The notion of virtue as the antithesis of indulgence is an ancient theme in human history, and what we often see with today’s wellness trends is a more secular iteration of these ideals. We continually buy into sales pitches about the latest ass-kicking workout that leaves you feeling like jelly for days after or the newest “superfood” that is touted as being packed with benefits, despite its horrible or bland taste or premium price tag. We are clearly not strangers to the idea of hurting ourselves or restricting ourselves from things we enjoy in our quest for self-improvement.
Indeed, in Freudian theory, we become adults – become ourselves – through suborning our primal desires or “id”. That wild, untameable id that wants to eat all the ice cream in the box RIGHT NOW, that wants unlimited and unrestrained pleasure, and to fight and hurt to get what it wants, can only be contained by an internalized father-figure, or super-ego. By internalizing what was once an external control, we cease to be animals controlled by our drives and become human beings capable of reason and choice.
As problematic and contested as this theory is, it’s hard not to see everywhere. Remember that post on Instagram workouts? Or home/life organization? Or going very far back, a post Kristin wrote years ago on New Years’ Resolutions and auto-insubordination? The idea that there’s a “real” you who wants to be self-indulgent and a “scolding” you that tries to keep the self-indulgent you in line is not only a very common one, it’s a very real experience we live out every day.
Externalizing this feeling, there is a constant, recurring drive in society to make children – the representatives and symbols of the id – suffer in order to make them into better people. This is a mindset used by the provincial government in Ontario to justify larger class sizes in high schools. Education Minister Lisa McLeod famously argued that larger classes will make students “more resilient”, on the theory that difficulties now will lead to success later on. Perhaps this is an extreme example – after all, for an education minister to say “hey kid, your working life is probably going to be really unpleasant, so we thought we’d get you used to it by making school really unpleasant too” is pretty Orwellian – but in our own lifetimes we’ve seen Ontario schools swing from “no homework, learn at your own pace, the child’s needs come first” to “standardized tests, cut all the extracurriculars, sit down and shut up” and everywhere in between multiple times. The impulse to nurture our children seems to co-exist with a desire to make them suffer, both towards the same end.
In fact, we are inundated with stories, news, and advertising that tells us that we have to suffer in order to succeed. But it doesn’t have to be this way. What if we took care of ourselves in a more nurturing way? One that allows for you to invest in yourself in a more positive manner. You deserve to be able to take care of yourself in a way that does not make you feel guilty, or that forces you to skip meals, lose sleep, or endure grueling workouts. Treating yourself well is not indulgence — and nor does treating yourself more generally.

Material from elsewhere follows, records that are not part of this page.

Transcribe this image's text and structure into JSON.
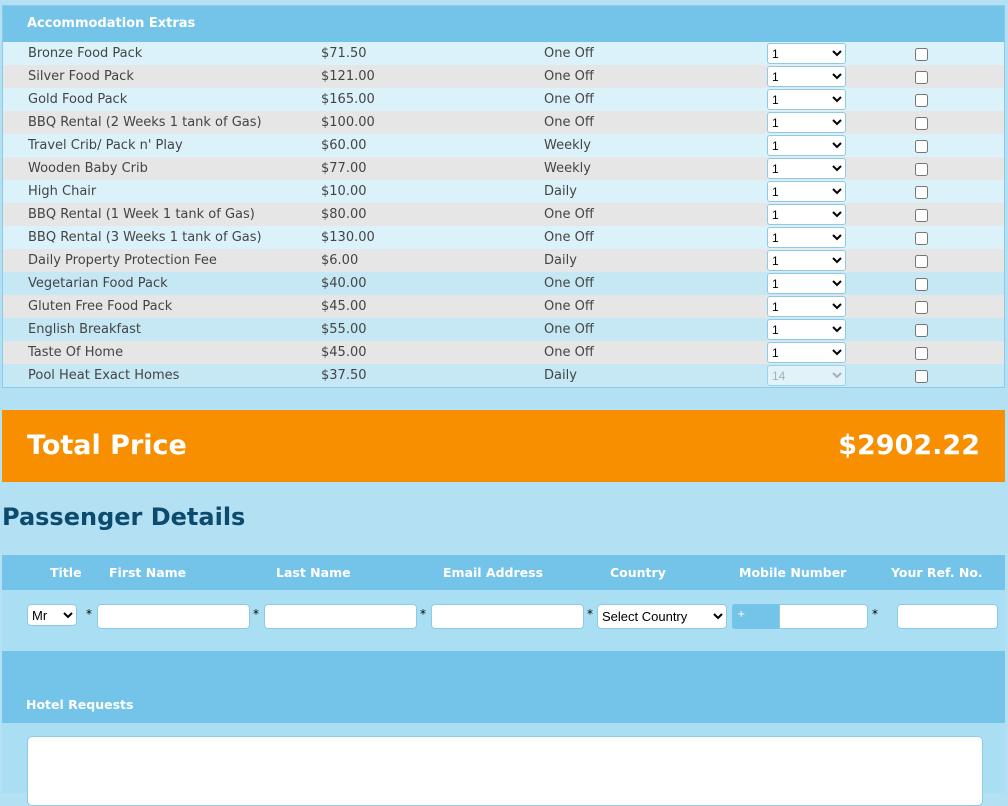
{
  "extras": {
    "title": "Accommodation Extras",
    "rows": [
      {
        "name": "Bronze Food Pack",
        "price": "$71.50",
        "freq": "One Off",
        "qty": "1"
      },
      {
        "name": "Silver Food Pack",
        "price": "$121.00",
        "freq": "One Off",
        "qty": "1"
      },
      {
        "name": "Gold Food Pack",
        "price": "$165.00",
        "freq": "One Off",
        "qty": "1"
      },
      {
        "name": "BBQ Rental (2 Weeks 1 tank of Gas)",
        "price": "$100.00",
        "freq": "One Off",
        "qty": "1"
      },
      {
        "name": "Travel Crib/ Pack n' Play",
        "price": "$60.00",
        "freq": "Weekly",
        "qty": "1"
      },
      {
        "name": "Wooden Baby Crib",
        "price": "$77.00",
        "freq": "Weekly",
        "qty": "1"
      },
      {
        "name": "High Chair",
        "price": "$10.00",
        "freq": "Daily",
        "qty": "1"
      },
      {
        "name": "BBQ Rental (1 Week 1 tank of Gas)",
        "price": "$80.00",
        "freq": "One Off",
        "qty": "1"
      },
      {
        "name": "BBQ Rental (3 Weeks 1 tank of Gas)",
        "price": "$130.00",
        "freq": "One Off",
        "qty": "1"
      },
      {
        "name": "Daily Property Protection Fee",
        "price": "$6.00",
        "freq": "Daily",
        "qty": "1"
      },
      {
        "name": "Vegetarian Food Pack",
        "price": "$40.00",
        "freq": "One Off",
        "qty": "1"
      },
      {
        "name": "Gluten Free Food Pack",
        "price": "$45.00",
        "freq": "One Off",
        "qty": "1"
      },
      {
        "name": "English Breakfast",
        "price": "$55.00",
        "freq": "One Off",
        "qty": "1"
      },
      {
        "name": "Taste Of Home",
        "price": "$45.00",
        "freq": "One Off",
        "qty": "1"
      },
      {
        "name": "Pool Heat Exact Homes",
        "price": "$37.50",
        "freq": "Daily",
        "qty": "14",
        "disabled": true
      }
    ]
  },
  "total": {
    "label": "Total Price",
    "value": "$2902.22"
  },
  "passenger": {
    "title": "Passenger Details",
    "headers": [
      "Title",
      "First Name",
      "Last Name",
      "Email Address",
      "Country",
      "Mobile Number",
      "Your Ref. No."
    ],
    "title_value": "Mr",
    "country_value": "Select Country",
    "phone_prefix": "+",
    "required_mark": "*"
  },
  "hotel_requests": {
    "label": "Hotel Requests"
  }
}
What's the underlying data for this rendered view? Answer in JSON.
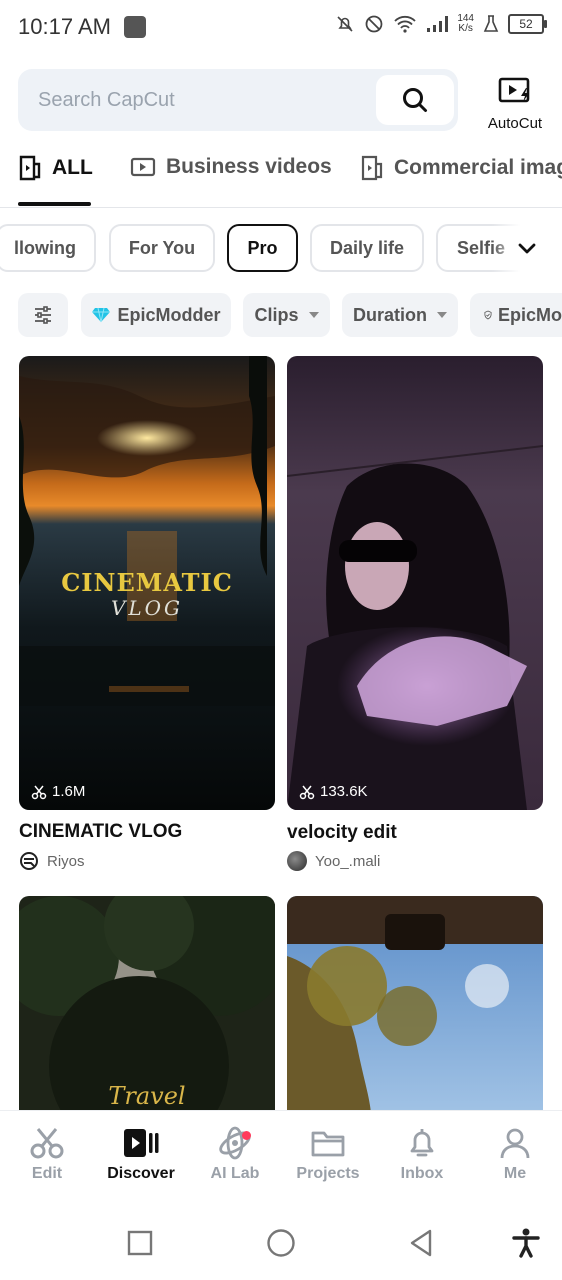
{
  "status_bar": {
    "time": "10:17 AM",
    "net_speed_top": "144",
    "net_speed_bottom": "K/s",
    "battery": "52"
  },
  "search": {
    "placeholder": "Search CapCut"
  },
  "autocut": {
    "label": "AutoCut"
  },
  "tabs": [
    {
      "label": "ALL",
      "active": true
    },
    {
      "label": "Business videos",
      "active": false
    },
    {
      "label": "Commercial imag",
      "active": false
    }
  ],
  "categories": [
    {
      "label": "llowing"
    },
    {
      "label": "For You"
    },
    {
      "label": "Pro",
      "active": true
    },
    {
      "label": "Daily life"
    },
    {
      "label": "Selfie"
    }
  ],
  "filters": [
    {
      "label": "EpicModder",
      "icon": "diamond-icon"
    },
    {
      "label": "Clips"
    },
    {
      "label": "Duration"
    },
    {
      "label": "EpicMo",
      "icon": "shield-icon"
    }
  ],
  "cards": [
    {
      "title": "CINEMATIC VLOG",
      "uses": "1.6M",
      "author": "Riyos",
      "overlay_line1": "CINEMATIC",
      "overlay_line2": "VLOG"
    },
    {
      "title": "velocity edit",
      "uses": "133.6K",
      "author": "Yoo_.mali"
    },
    {
      "overlay": "Travel"
    },
    {}
  ],
  "bottom_nav": [
    {
      "label": "Edit",
      "icon": "scissors-icon"
    },
    {
      "label": "Discover",
      "icon": "discover-icon",
      "active": true
    },
    {
      "label": "AI Lab",
      "icon": "ai-lab-icon",
      "badge": true
    },
    {
      "label": "Projects",
      "icon": "folder-icon"
    },
    {
      "label": "Inbox",
      "icon": "bell-icon"
    },
    {
      "label": "Me",
      "icon": "person-icon"
    }
  ],
  "colors": {
    "accent": "#111111",
    "badge": "#ff3b5c",
    "search_bg": "#eef2f7",
    "inactive": "#9aa0a8"
  }
}
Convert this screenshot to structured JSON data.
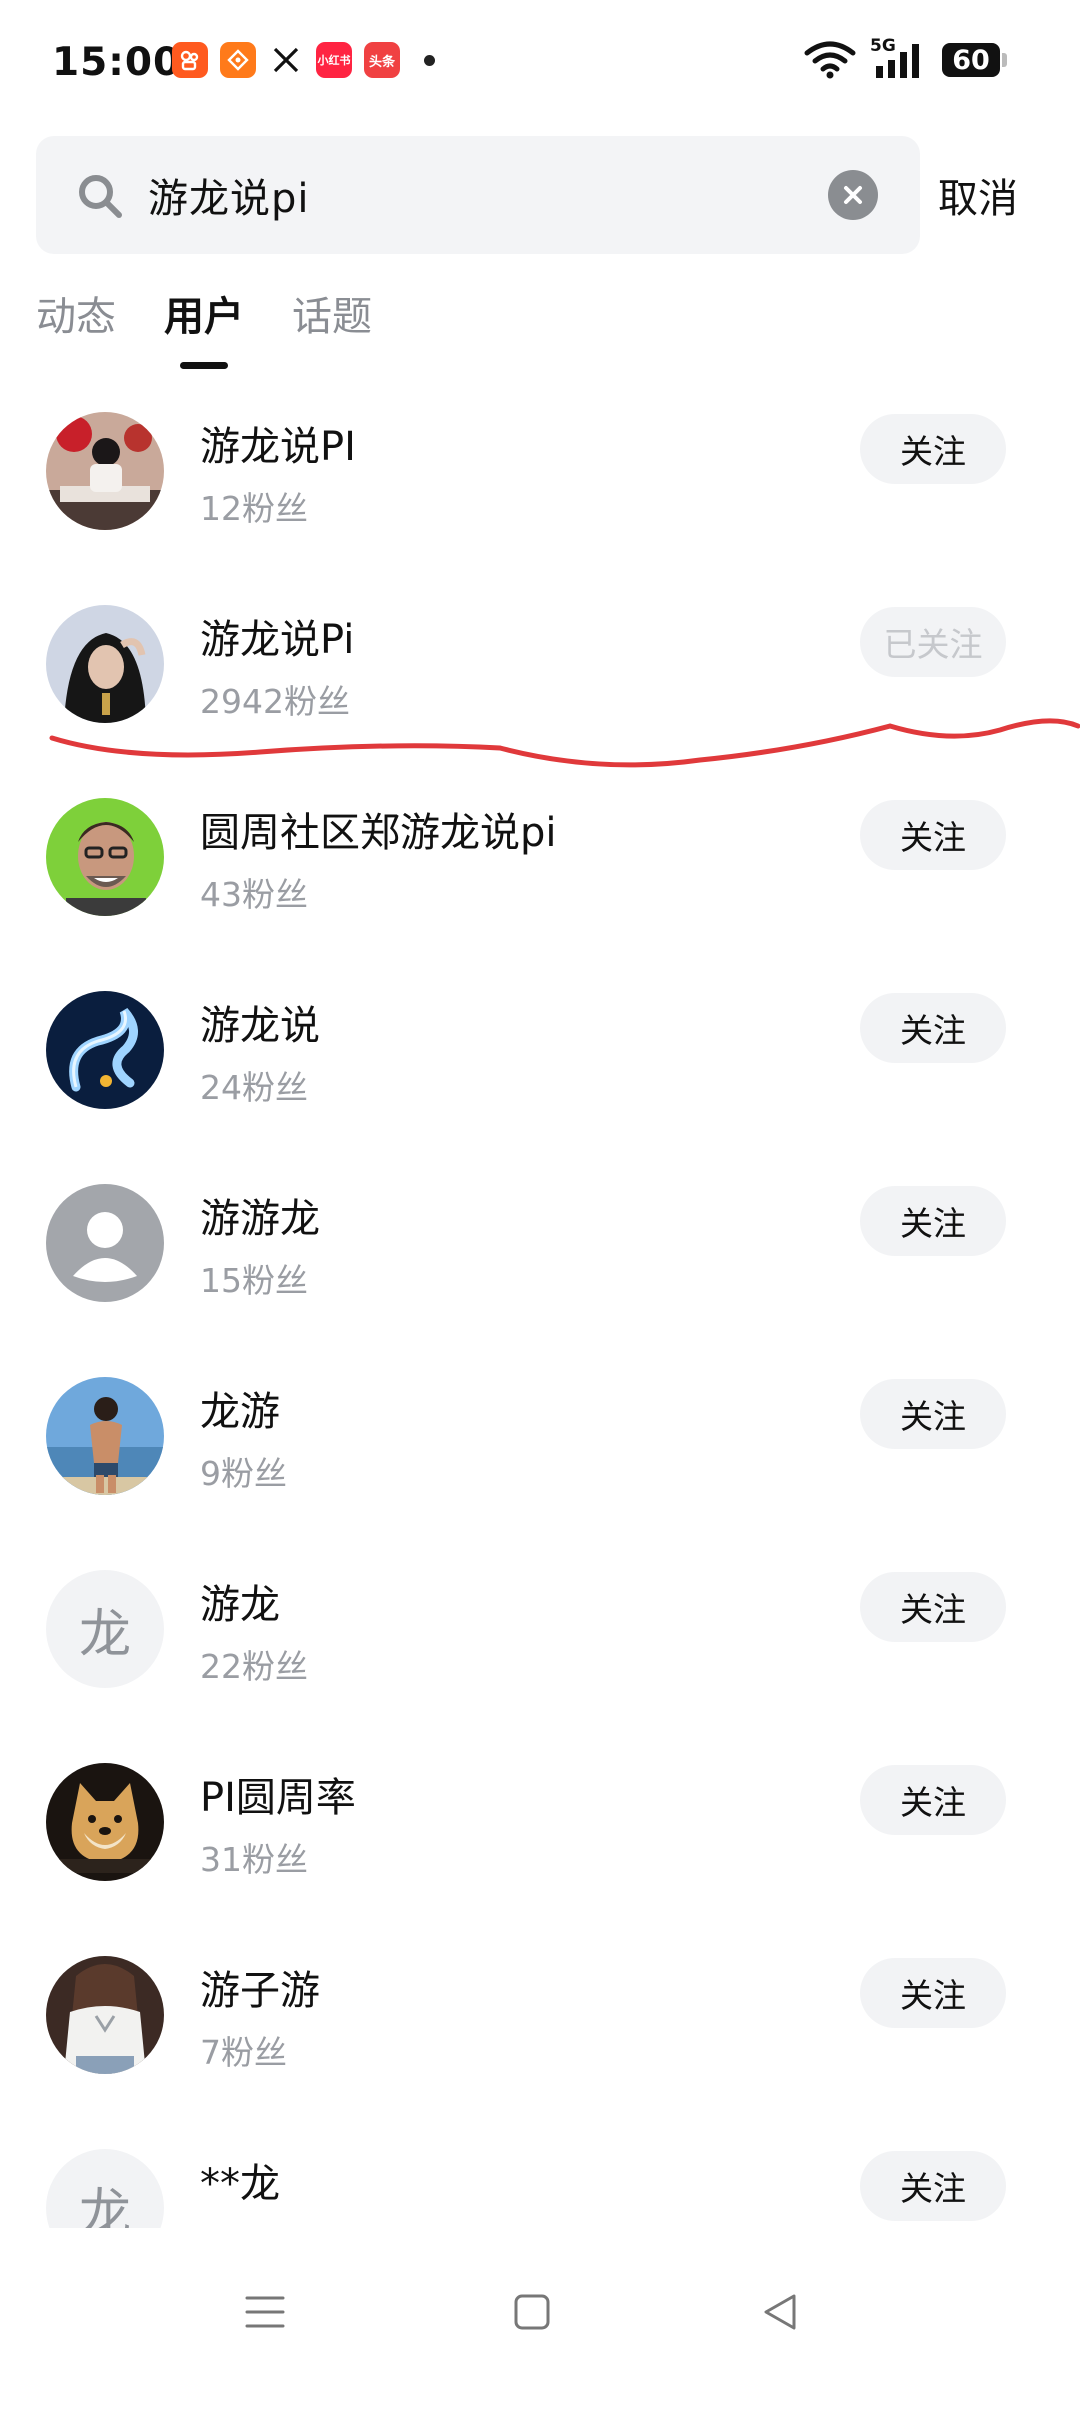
{
  "status": {
    "time": "15:00",
    "network": "5G",
    "battery": "60",
    "apps": [
      {
        "icon": "kuaishou-app-icon",
        "label": "",
        "color": "#ff5a1f"
      },
      {
        "icon": "app-orange-icon",
        "label": "",
        "color": "#ff7a1a"
      },
      {
        "icon": "x-app-icon",
        "label": "𝕏",
        "color": "#ffffff"
      },
      {
        "icon": "xiaohongshu-app-icon",
        "label": "小红书",
        "color": "#ff2442"
      },
      {
        "icon": "toutiao-app-icon",
        "label": "头条",
        "color": "#f04142"
      }
    ]
  },
  "search": {
    "value": "游龙说pi",
    "cancel_label": "取消"
  },
  "tabs": [
    {
      "label": "动态",
      "active": false
    },
    {
      "label": "用户",
      "active": true
    },
    {
      "label": "话题",
      "active": false
    }
  ],
  "users": [
    {
      "name": "游龙说PI",
      "fans": "12粉丝",
      "button": "关注",
      "followed": false,
      "avatar": "photo-person-calligraphy"
    },
    {
      "name": "游龙说Pi",
      "fans": "2942粉丝",
      "button": "已关注",
      "followed": true,
      "avatar": "photo-person-hood"
    },
    {
      "name": "圆周社区郑游龙说pi",
      "fans": "43粉丝",
      "button": "关注",
      "followed": false,
      "avatar": "photo-man-glasses"
    },
    {
      "name": "游龙说",
      "fans": "24粉丝",
      "button": "关注",
      "followed": false,
      "avatar": "photo-dragon"
    },
    {
      "name": "游游龙",
      "fans": "15粉丝",
      "button": "关注",
      "followed": false,
      "avatar": "default-avatar"
    },
    {
      "name": "龙游",
      "fans": "9粉丝",
      "button": "关注",
      "followed": false,
      "avatar": "photo-beach-man"
    },
    {
      "name": "游龙",
      "fans": "22粉丝",
      "button": "关注",
      "followed": false,
      "avatar": "letter",
      "letter": "龙"
    },
    {
      "name": "PI圆周率",
      "fans": "31粉丝",
      "button": "关注",
      "followed": false,
      "avatar": "photo-doge"
    },
    {
      "name": "游子游",
      "fans": "7粉丝",
      "button": "关注",
      "followed": false,
      "avatar": "photo-woman"
    },
    {
      "name": "**龙",
      "fans": "",
      "button": "关注",
      "followed": false,
      "avatar": "letter",
      "letter": "龙"
    }
  ],
  "colors": {
    "annotation": "#e0393b",
    "muted": "#9a9da3",
    "button_bg": "#f2f3f5"
  }
}
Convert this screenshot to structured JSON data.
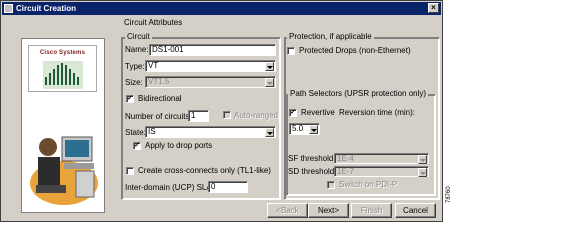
{
  "window": {
    "title": "Circuit Creation",
    "close_glyph": "×"
  },
  "brand": {
    "logo_text": "Cisco Systems"
  },
  "attributes": {
    "title": "Circuit Attributes"
  },
  "circuit": {
    "group_title": "Circuit",
    "name_label": "Name:",
    "name_value": "DS1-001",
    "type_label": "Type:",
    "type_value": "VT",
    "size_label": "Size:",
    "size_value": "VT1.5",
    "bidirectional_label": "Bidirectional",
    "bidirectional_checked": true,
    "num_circuits_label": "Number of circuits:",
    "num_circuits_value": "1",
    "auto_ranged_label": "Auto-ranged",
    "state_label": "State:",
    "state_value": "IS",
    "apply_drop_label": "Apply to drop ports",
    "apply_drop_checked": true,
    "cross_connects_label": "Create cross-connects only (TL1-like)",
    "cross_connects_checked": false,
    "inter_domain_label": "Inter-domain (UCP) SLA:",
    "inter_domain_value": "0"
  },
  "protection": {
    "group_title": "Protection, if applicable",
    "protected_drops_label": "Protected Drops (non-Ethernet)",
    "protected_drops_checked": false,
    "path_selectors_title": "Path Selectors (UPSR protection only)",
    "revertive_label": "Revertive",
    "revertive_checked": true,
    "reversion_label": "Reversion time (min):",
    "reversion_value": "5.0",
    "sf_label": "SF threshold:",
    "sf_value": "1E-4",
    "sd_label": "SD threshold:",
    "sd_value": "1E-7",
    "switch_pdi_label": "Switch on PDI-P"
  },
  "buttons": {
    "back": "<Back",
    "next": "Next>",
    "finish": "Finish",
    "cancel": "Cancel"
  },
  "figure_number": "78760",
  "check_glyph": "✓"
}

Indeed, what if you thought of all the things you do to improve yourself not as a punishment, but as a reward? You work out not because your body deserves to be punished, but because moving your body can be fun and make you feel good. You eat healthy not because you don’t deserve to eat things that are tasty, but because healthy food IS delicious (if you cook it right). You take care of your home and manage your time, not because you should cram every moment of the day with productive activity, but because you deserve the kind of lifestyle where you accomplish what you want to accomplish in an environment you want to live in. You be your best self, because you deserve the best.
This is a difficult mindset to keep, especially when everything around you tells you that you need to be better, push yourself, try harder at every turn. But it is important to hold onto that positive attitude towards yourself. Grant yourself permission to relax, eat something you really love, and maybe tune out the Jack Dorseys and self-punishment. After all, you deserve it. We all do.